Abstract

Clomethiazole, a sedative-hypnotic and anticonvulsant drug, has been successfully administered orally and intravenously, but in cases where either of these methods presents complications, rectal administration may represent a practical alternative. We sought to compare the single-dose pharmacokinetics and pharmacodynamics of clomethiazole after oral and rectal administration. Ten healthy adult volunteers were given 600 mg clomethiazole edisylate (corresponding to 390 mg clomethiazole ase) in 2 capsules as a single oral or rectal dose in a double-masked, doubledummy, crossover fashion. Serum concentrations were measured up to 10 hours after administration using a specific highperformance liquid chromatography method. Computerized reaction-time measurement and visual analogue scales (VAS) were used to assess drug effects. Peak serum concentrations were significantly higher after oral administration (mean ±SEM, oral 1.76 ± 0.47 (μg/mL vs rectal 0.48 ± 0.14 μg/mL; P = 0.03) and appeared earlier (55 ± 12 vs 89 ± 11 min; P = 0.04).

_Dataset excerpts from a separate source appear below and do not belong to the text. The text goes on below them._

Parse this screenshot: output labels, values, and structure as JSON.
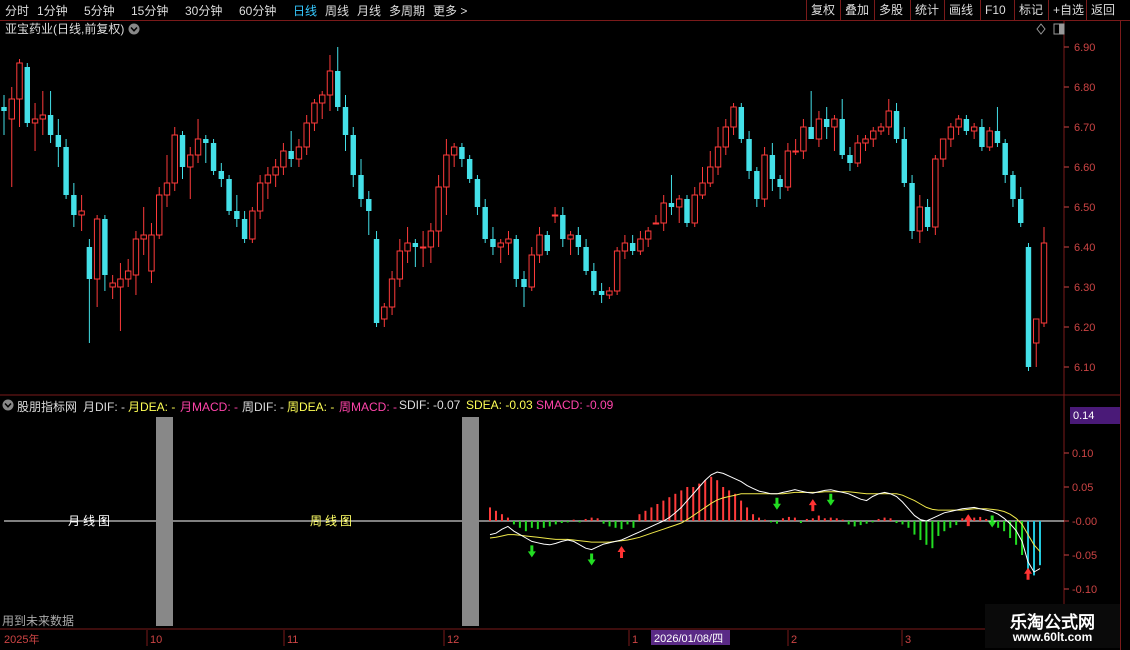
{
  "toolbar": {
    "periods": [
      "分时",
      "1分钟",
      "5分钟",
      "15分钟",
      "30分钟",
      "60分钟",
      "日线",
      "周线",
      "月线",
      "多周期",
      "更多 >"
    ],
    "active_period": "日线",
    "right_buttons": [
      "复权",
      "叠加",
      "多股",
      "统计",
      "画线",
      "F10",
      "标记",
      "+自选",
      "返回"
    ]
  },
  "main_chart": {
    "title": "亚宝药业(日线,前复权)",
    "ylim": [
      6.05,
      6.95
    ],
    "yticks": [
      "6.90",
      "6.80",
      "6.70",
      "6.60",
      "6.50",
      "6.40",
      "6.30",
      "6.20",
      "6.10"
    ]
  },
  "indicator": {
    "name": "股朋指标网",
    "labels": [
      {
        "text": "月DIF: -",
        "color": "#dddddd"
      },
      {
        "text": "月DEA: -",
        "color": "#ffff55"
      },
      {
        "text": "月MACD: -",
        "color": "#ff44aa"
      },
      {
        "text": "周DIF: -",
        "color": "#dddddd"
      },
      {
        "text": "周DEA: -",
        "color": "#ffff55"
      },
      {
        "text": "周MACD: -",
        "color": "#ff44aa"
      },
      {
        "text": "SDIF: -0.07",
        "color": "#dddddd"
      },
      {
        "text": "SDEA: -0.03",
        "color": "#ffff55"
      },
      {
        "text": "SMACD: -0.09",
        "color": "#ff44aa"
      }
    ],
    "yticks": [
      "0.10",
      "0.05",
      "-0.00",
      "-0.05",
      "-0.10"
    ],
    "top_value": "0.14",
    "month_label": "月线图",
    "week_label": "周线图",
    "future_note": "用到未来数据"
  },
  "time_axis": {
    "labels": [
      "2025年",
      "10",
      "11",
      "12",
      "1",
      "2",
      "3"
    ],
    "cursor_date": "2026/01/08/四"
  },
  "watermark": {
    "line1": "乐淘公式网",
    "line2": "www.60lt.com"
  },
  "colors": {
    "up": "#ff3b3b",
    "down": "#44e0e8",
    "bg": "#000000",
    "grid": "#7a1a1a",
    "active": "#35c8ff"
  },
  "chart_data": {
    "type": "candlestick",
    "series": [
      {
        "o": 6.75,
        "h": 6.78,
        "l": 6.68,
        "c": 6.74
      },
      {
        "o": 6.72,
        "h": 6.8,
        "l": 6.55,
        "c": 6.77
      },
      {
        "o": 6.77,
        "h": 6.87,
        "l": 6.7,
        "c": 6.86
      },
      {
        "o": 6.85,
        "h": 6.86,
        "l": 6.7,
        "c": 6.71
      },
      {
        "o": 6.71,
        "h": 6.76,
        "l": 6.64,
        "c": 6.72
      },
      {
        "o": 6.72,
        "h": 6.79,
        "l": 6.68,
        "c": 6.73
      },
      {
        "o": 6.73,
        "h": 6.79,
        "l": 6.66,
        "c": 6.68
      },
      {
        "o": 6.68,
        "h": 6.72,
        "l": 6.6,
        "c": 6.65
      },
      {
        "o": 6.65,
        "h": 6.67,
        "l": 6.52,
        "c": 6.53
      },
      {
        "o": 6.53,
        "h": 6.56,
        "l": 6.45,
        "c": 6.48
      },
      {
        "o": 6.48,
        "h": 6.53,
        "l": 6.44,
        "c": 6.49
      },
      {
        "o": 6.4,
        "h": 6.42,
        "l": 6.16,
        "c": 6.32
      },
      {
        "o": 6.32,
        "h": 6.48,
        "l": 6.25,
        "c": 6.47
      },
      {
        "o": 6.47,
        "h": 6.48,
        "l": 6.29,
        "c": 6.33
      },
      {
        "o": 6.3,
        "h": 6.33,
        "l": 6.27,
        "c": 6.31
      },
      {
        "o": 6.3,
        "h": 6.36,
        "l": 6.19,
        "c": 6.32
      },
      {
        "o": 6.32,
        "h": 6.37,
        "l": 6.3,
        "c": 6.34
      },
      {
        "o": 6.33,
        "h": 6.44,
        "l": 6.28,
        "c": 6.42
      },
      {
        "o": 6.42,
        "h": 6.5,
        "l": 6.38,
        "c": 6.43
      },
      {
        "o": 6.34,
        "h": 6.46,
        "l": 6.31,
        "c": 6.43
      },
      {
        "o": 6.43,
        "h": 6.55,
        "l": 6.42,
        "c": 6.53
      },
      {
        "o": 6.53,
        "h": 6.63,
        "l": 6.5,
        "c": 6.56
      },
      {
        "o": 6.56,
        "h": 6.7,
        "l": 6.54,
        "c": 6.68
      },
      {
        "o": 6.68,
        "h": 6.69,
        "l": 6.57,
        "c": 6.6
      },
      {
        "o": 6.6,
        "h": 6.65,
        "l": 6.52,
        "c": 6.63
      },
      {
        "o": 6.63,
        "h": 6.72,
        "l": 6.61,
        "c": 6.67
      },
      {
        "o": 6.67,
        "h": 6.68,
        "l": 6.61,
        "c": 6.66
      },
      {
        "o": 6.66,
        "h": 6.67,
        "l": 6.58,
        "c": 6.59
      },
      {
        "o": 6.59,
        "h": 6.61,
        "l": 6.55,
        "c": 6.57
      },
      {
        "o": 6.57,
        "h": 6.58,
        "l": 6.48,
        "c": 6.49
      },
      {
        "o": 6.49,
        "h": 6.53,
        "l": 6.45,
        "c": 6.47
      },
      {
        "o": 6.47,
        "h": 6.49,
        "l": 6.41,
        "c": 6.42
      },
      {
        "o": 6.42,
        "h": 6.5,
        "l": 6.41,
        "c": 6.49
      },
      {
        "o": 6.49,
        "h": 6.58,
        "l": 6.47,
        "c": 6.56
      },
      {
        "o": 6.56,
        "h": 6.6,
        "l": 6.52,
        "c": 6.58
      },
      {
        "o": 6.58,
        "h": 6.62,
        "l": 6.55,
        "c": 6.6
      },
      {
        "o": 6.6,
        "h": 6.66,
        "l": 6.58,
        "c": 6.64
      },
      {
        "o": 6.64,
        "h": 6.69,
        "l": 6.6,
        "c": 6.62
      },
      {
        "o": 6.62,
        "h": 6.67,
        "l": 6.6,
        "c": 6.65
      },
      {
        "o": 6.65,
        "h": 6.73,
        "l": 6.63,
        "c": 6.71
      },
      {
        "o": 6.71,
        "h": 6.77,
        "l": 6.69,
        "c": 6.76
      },
      {
        "o": 6.76,
        "h": 6.79,
        "l": 6.72,
        "c": 6.78
      },
      {
        "o": 6.78,
        "h": 6.88,
        "l": 6.74,
        "c": 6.84
      },
      {
        "o": 6.84,
        "h": 6.9,
        "l": 6.74,
        "c": 6.75
      },
      {
        "o": 6.75,
        "h": 6.78,
        "l": 6.64,
        "c": 6.68
      },
      {
        "o": 6.68,
        "h": 6.7,
        "l": 6.55,
        "c": 6.58
      },
      {
        "o": 6.58,
        "h": 6.62,
        "l": 6.5,
        "c": 6.52
      },
      {
        "o": 6.52,
        "h": 6.54,
        "l": 6.43,
        "c": 6.49
      },
      {
        "o": 6.42,
        "h": 6.44,
        "l": 6.2,
        "c": 6.21
      },
      {
        "o": 6.22,
        "h": 6.26,
        "l": 6.2,
        "c": 6.25
      },
      {
        "o": 6.25,
        "h": 6.34,
        "l": 6.23,
        "c": 6.32
      },
      {
        "o": 6.32,
        "h": 6.42,
        "l": 6.3,
        "c": 6.39
      },
      {
        "o": 6.39,
        "h": 6.45,
        "l": 6.36,
        "c": 6.41
      },
      {
        "o": 6.41,
        "h": 6.42,
        "l": 6.35,
        "c": 6.4
      },
      {
        "o": 6.4,
        "h": 6.44,
        "l": 6.35,
        "c": 6.4
      },
      {
        "o": 6.4,
        "h": 6.46,
        "l": 6.36,
        "c": 6.44
      },
      {
        "o": 6.44,
        "h": 6.58,
        "l": 6.4,
        "c": 6.55
      },
      {
        "o": 6.55,
        "h": 6.67,
        "l": 6.48,
        "c": 6.63
      },
      {
        "o": 6.63,
        "h": 6.66,
        "l": 6.6,
        "c": 6.65
      },
      {
        "o": 6.65,
        "h": 6.66,
        "l": 6.6,
        "c": 6.62
      },
      {
        "o": 6.62,
        "h": 6.63,
        "l": 6.56,
        "c": 6.57
      },
      {
        "o": 6.57,
        "h": 6.58,
        "l": 6.48,
        "c": 6.5
      },
      {
        "o": 6.5,
        "h": 6.52,
        "l": 6.41,
        "c": 6.42
      },
      {
        "o": 6.42,
        "h": 6.45,
        "l": 6.38,
        "c": 6.4
      },
      {
        "o": 6.4,
        "h": 6.42,
        "l": 6.36,
        "c": 6.41
      },
      {
        "o": 6.41,
        "h": 6.44,
        "l": 6.38,
        "c": 6.42
      },
      {
        "o": 6.42,
        "h": 6.43,
        "l": 6.3,
        "c": 6.32
      },
      {
        "o": 6.32,
        "h": 6.34,
        "l": 6.25,
        "c": 6.3
      },
      {
        "o": 6.3,
        "h": 6.4,
        "l": 6.29,
        "c": 6.38
      },
      {
        "o": 6.38,
        "h": 6.45,
        "l": 6.36,
        "c": 6.43
      },
      {
        "o": 6.43,
        "h": 6.44,
        "l": 6.38,
        "c": 6.39
      },
      {
        "o": 6.48,
        "h": 6.5,
        "l": 6.46,
        "c": 6.48
      },
      {
        "o": 6.48,
        "h": 6.5,
        "l": 6.4,
        "c": 6.42
      },
      {
        "o": 6.42,
        "h": 6.44,
        "l": 6.38,
        "c": 6.43
      },
      {
        "o": 6.43,
        "h": 6.45,
        "l": 6.38,
        "c": 6.4
      },
      {
        "o": 6.4,
        "h": 6.42,
        "l": 6.33,
        "c": 6.34
      },
      {
        "o": 6.34,
        "h": 6.36,
        "l": 6.28,
        "c": 6.29
      },
      {
        "o": 6.29,
        "h": 6.31,
        "l": 6.26,
        "c": 6.28
      },
      {
        "o": 6.28,
        "h": 6.3,
        "l": 6.27,
        "c": 6.29
      },
      {
        "o": 6.29,
        "h": 6.4,
        "l": 6.28,
        "c": 6.39
      },
      {
        "o": 6.39,
        "h": 6.43,
        "l": 6.37,
        "c": 6.41
      },
      {
        "o": 6.41,
        "h": 6.43,
        "l": 6.38,
        "c": 6.39
      },
      {
        "o": 6.39,
        "h": 6.44,
        "l": 6.38,
        "c": 6.42
      },
      {
        "o": 6.42,
        "h": 6.45,
        "l": 6.4,
        "c": 6.44
      },
      {
        "o": 6.46,
        "h": 6.48,
        "l": 6.46,
        "c": 6.46
      },
      {
        "o": 6.46,
        "h": 6.53,
        "l": 6.44,
        "c": 6.51
      },
      {
        "o": 6.51,
        "h": 6.58,
        "l": 6.48,
        "c": 6.5
      },
      {
        "o": 6.5,
        "h": 6.53,
        "l": 6.46,
        "c": 6.52
      },
      {
        "o": 6.52,
        "h": 6.53,
        "l": 6.45,
        "c": 6.46
      },
      {
        "o": 6.46,
        "h": 6.55,
        "l": 6.45,
        "c": 6.53
      },
      {
        "o": 6.53,
        "h": 6.6,
        "l": 6.52,
        "c": 6.56
      },
      {
        "o": 6.56,
        "h": 6.64,
        "l": 6.55,
        "c": 6.6
      },
      {
        "o": 6.6,
        "h": 6.7,
        "l": 6.58,
        "c": 6.65
      },
      {
        "o": 6.65,
        "h": 6.72,
        "l": 6.63,
        "c": 6.7
      },
      {
        "o": 6.7,
        "h": 6.76,
        "l": 6.68,
        "c": 6.75
      },
      {
        "o": 6.75,
        "h": 6.76,
        "l": 6.66,
        "c": 6.67
      },
      {
        "o": 6.67,
        "h": 6.69,
        "l": 6.57,
        "c": 6.59
      },
      {
        "o": 6.59,
        "h": 6.6,
        "l": 6.5,
        "c": 6.52
      },
      {
        "o": 6.52,
        "h": 6.65,
        "l": 6.5,
        "c": 6.63
      },
      {
        "o": 6.63,
        "h": 6.66,
        "l": 6.54,
        "c": 6.57
      },
      {
        "o": 6.57,
        "h": 6.58,
        "l": 6.52,
        "c": 6.55
      },
      {
        "o": 6.55,
        "h": 6.66,
        "l": 6.54,
        "c": 6.64
      },
      {
        "o": 6.64,
        "h": 6.67,
        "l": 6.63,
        "c": 6.64
      },
      {
        "o": 6.64,
        "h": 6.72,
        "l": 6.62,
        "c": 6.7
      },
      {
        "o": 6.7,
        "h": 6.79,
        "l": 6.67,
        "c": 6.67
      },
      {
        "o": 6.67,
        "h": 6.74,
        "l": 6.65,
        "c": 6.72
      },
      {
        "o": 6.72,
        "h": 6.75,
        "l": 6.67,
        "c": 6.7
      },
      {
        "o": 6.7,
        "h": 6.73,
        "l": 6.64,
        "c": 6.72
      },
      {
        "o": 6.72,
        "h": 6.77,
        "l": 6.62,
        "c": 6.63
      },
      {
        "o": 6.63,
        "h": 6.65,
        "l": 6.59,
        "c": 6.61
      },
      {
        "o": 6.61,
        "h": 6.68,
        "l": 6.6,
        "c": 6.66
      },
      {
        "o": 6.66,
        "h": 6.68,
        "l": 6.64,
        "c": 6.67
      },
      {
        "o": 6.67,
        "h": 6.7,
        "l": 6.65,
        "c": 6.69
      },
      {
        "o": 6.69,
        "h": 6.71,
        "l": 6.68,
        "c": 6.7
      },
      {
        "o": 6.7,
        "h": 6.77,
        "l": 6.68,
        "c": 6.74
      },
      {
        "o": 6.74,
        "h": 6.76,
        "l": 6.66,
        "c": 6.67
      },
      {
        "o": 6.67,
        "h": 6.7,
        "l": 6.55,
        "c": 6.56
      },
      {
        "o": 6.56,
        "h": 6.58,
        "l": 6.42,
        "c": 6.44
      },
      {
        "o": 6.44,
        "h": 6.53,
        "l": 6.41,
        "c": 6.5
      },
      {
        "o": 6.5,
        "h": 6.52,
        "l": 6.44,
        "c": 6.45
      },
      {
        "o": 6.45,
        "h": 6.63,
        "l": 6.43,
        "c": 6.62
      },
      {
        "o": 6.62,
        "h": 6.67,
        "l": 6.6,
        "c": 6.67
      },
      {
        "o": 6.67,
        "h": 6.71,
        "l": 6.65,
        "c": 6.7
      },
      {
        "o": 6.7,
        "h": 6.73,
        "l": 6.68,
        "c": 6.72
      },
      {
        "o": 6.72,
        "h": 6.73,
        "l": 6.68,
        "c": 6.69
      },
      {
        "o": 6.69,
        "h": 6.71,
        "l": 6.67,
        "c": 6.7
      },
      {
        "o": 6.7,
        "h": 6.72,
        "l": 6.64,
        "c": 6.65
      },
      {
        "o": 6.65,
        "h": 6.7,
        "l": 6.64,
        "c": 6.69
      },
      {
        "o": 6.69,
        "h": 6.75,
        "l": 6.65,
        "c": 6.66
      },
      {
        "o": 6.66,
        "h": 6.67,
        "l": 6.56,
        "c": 6.58
      },
      {
        "o": 6.58,
        "h": 6.59,
        "l": 6.5,
        "c": 6.52
      },
      {
        "o": 6.52,
        "h": 6.55,
        "l": 6.45,
        "c": 6.46
      },
      {
        "o": 6.4,
        "h": 6.41,
        "l": 6.09,
        "c": 6.1
      },
      {
        "o": 6.16,
        "h": 6.22,
        "l": 6.1,
        "c": 6.22
      },
      {
        "o": 6.21,
        "h": 6.45,
        "l": 6.2,
        "c": 6.41
      }
    ],
    "macd_hist": [
      0.02,
      0.015,
      0.01,
      0.005,
      -0.005,
      -0.01,
      -0.015,
      -0.01,
      -0.012,
      -0.01,
      -0.008,
      -0.005,
      -0.003,
      -0.002,
      0.002,
      -0.002,
      0.003,
      0.005,
      0.004,
      -0.004,
      -0.008,
      -0.01,
      -0.012,
      -0.005,
      -0.01,
      0.01,
      0.015,
      0.02,
      0.025,
      0.03,
      0.035,
      0.04,
      0.045,
      0.05,
      0.05,
      0.055,
      0.06,
      0.065,
      0.06,
      0.05,
      0.045,
      0.04,
      0.03,
      0.02,
      0.01,
      0.005,
      0.002,
      -0.002,
      -0.004,
      0.004,
      0.006,
      0.005,
      -0.003,
      0.003,
      0.004,
      0.008,
      0.004,
      0.005,
      0.004,
      0.002,
      -0.005,
      -0.008,
      -0.006,
      -0.004,
      -0.002,
      0.003,
      0.005,
      0.004,
      -0.003,
      -0.005,
      -0.01,
      -0.02,
      -0.028,
      -0.035,
      -0.04,
      -0.022,
      -0.015,
      -0.01,
      -0.006,
      0.004,
      0.008,
      0.005,
      0.006,
      0.003,
      -0.002,
      -0.01,
      -0.015,
      -0.025,
      -0.035,
      -0.05,
      -0.075,
      -0.08,
      -0.065
    ],
    "sdif": [
      -0.02,
      -0.018,
      -0.012,
      -0.008,
      -0.015,
      -0.02,
      -0.025,
      -0.03,
      -0.032,
      -0.034,
      -0.035,
      -0.033,
      -0.03,
      -0.028,
      -0.03,
      -0.035,
      -0.04,
      -0.042,
      -0.038,
      -0.034,
      -0.032,
      -0.03,
      -0.028,
      -0.024,
      -0.02,
      -0.016,
      -0.012,
      -0.008,
      -0.004,
      0,
      0.005,
      0.012,
      0.02,
      0.03,
      0.04,
      0.05,
      0.06,
      0.068,
      0.072,
      0.07,
      0.066,
      0.062,
      0.058,
      0.052,
      0.048,
      0.044,
      0.042,
      0.04,
      0.04,
      0.042,
      0.044,
      0.046,
      0.044,
      0.042,
      0.041,
      0.043,
      0.045,
      0.046,
      0.044,
      0.042,
      0.04,
      0.036,
      0.032,
      0.03,
      0.036,
      0.04,
      0.042,
      0.04,
      0.036,
      0.028,
      0.018,
      0.008,
      0.002,
      0,
      0.004,
      0.008,
      0.012,
      0.014,
      0.016,
      0.018,
      0.019,
      0.02,
      0.018,
      0.016,
      0.014,
      0.01,
      0.004,
      -0.004,
      -0.014,
      -0.03,
      -0.06,
      -0.075,
      -0.07
    ],
    "sdea": [
      -0.025,
      -0.024,
      -0.022,
      -0.02,
      -0.02,
      -0.021,
      -0.022,
      -0.023,
      -0.024,
      -0.025,
      -0.026,
      -0.027,
      -0.027,
      -0.027,
      -0.028,
      -0.029,
      -0.03,
      -0.031,
      -0.031,
      -0.031,
      -0.031,
      -0.03,
      -0.029,
      -0.028,
      -0.026,
      -0.024,
      -0.021,
      -0.018,
      -0.015,
      -0.012,
      -0.009,
      -0.006,
      -0.003,
      0.002,
      0.008,
      0.014,
      0.02,
      0.026,
      0.031,
      0.034,
      0.036,
      0.038,
      0.04,
      0.04,
      0.04,
      0.04,
      0.04,
      0.04,
      0.04,
      0.04,
      0.041,
      0.042,
      0.042,
      0.042,
      0.042,
      0.042,
      0.043,
      0.043,
      0.043,
      0.043,
      0.043,
      0.042,
      0.041,
      0.04,
      0.04,
      0.04,
      0.04,
      0.04,
      0.04,
      0.038,
      0.034,
      0.03,
      0.025,
      0.02,
      0.017,
      0.016,
      0.016,
      0.016,
      0.016,
      0.016,
      0.017,
      0.018,
      0.018,
      0.018,
      0.017,
      0.016,
      0.014,
      0.01,
      0.004,
      -0.005,
      -0.02,
      -0.035,
      -0.045
    ],
    "buy_signals_at": [
      22,
      54,
      80,
      90
    ],
    "sell_signals_at": [
      7,
      17,
      48,
      57,
      84
    ]
  }
}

Area under the concentrationtime curve values were similar after administration by both routes (oral 116 ±20.6 vs rectal 105 ± 36.0 μg·min/mL), with a relative rectal bioavailability of 90% compared with oral administration. The objective pharmacodynamic effects on reaction time (increase of 104 ± 26 vs 66 ± 22 ms, oral vs rectal) and working speed (decrease of 132 ± 38 vs 97 ± 32 ms, oral vs rectal) were not significantly different. Subjective pharmacodynamic effects, as measured on the VAS, were comparable with both routes of administration. Clomethiazole was well tolerated, with a similar adverse effect profile for both routes of administration. The effects of rectal dosing of clomethiazole were similar to those of oral dosing but appeared to occur later. Our results suggest that rectal administration of a single 600-mg Clomethiazole edisylate dose bears no safety risk. Therefore, rectal administration could be considered when neither oral nor parenteral administration is possible and a later onset of effect is not critical.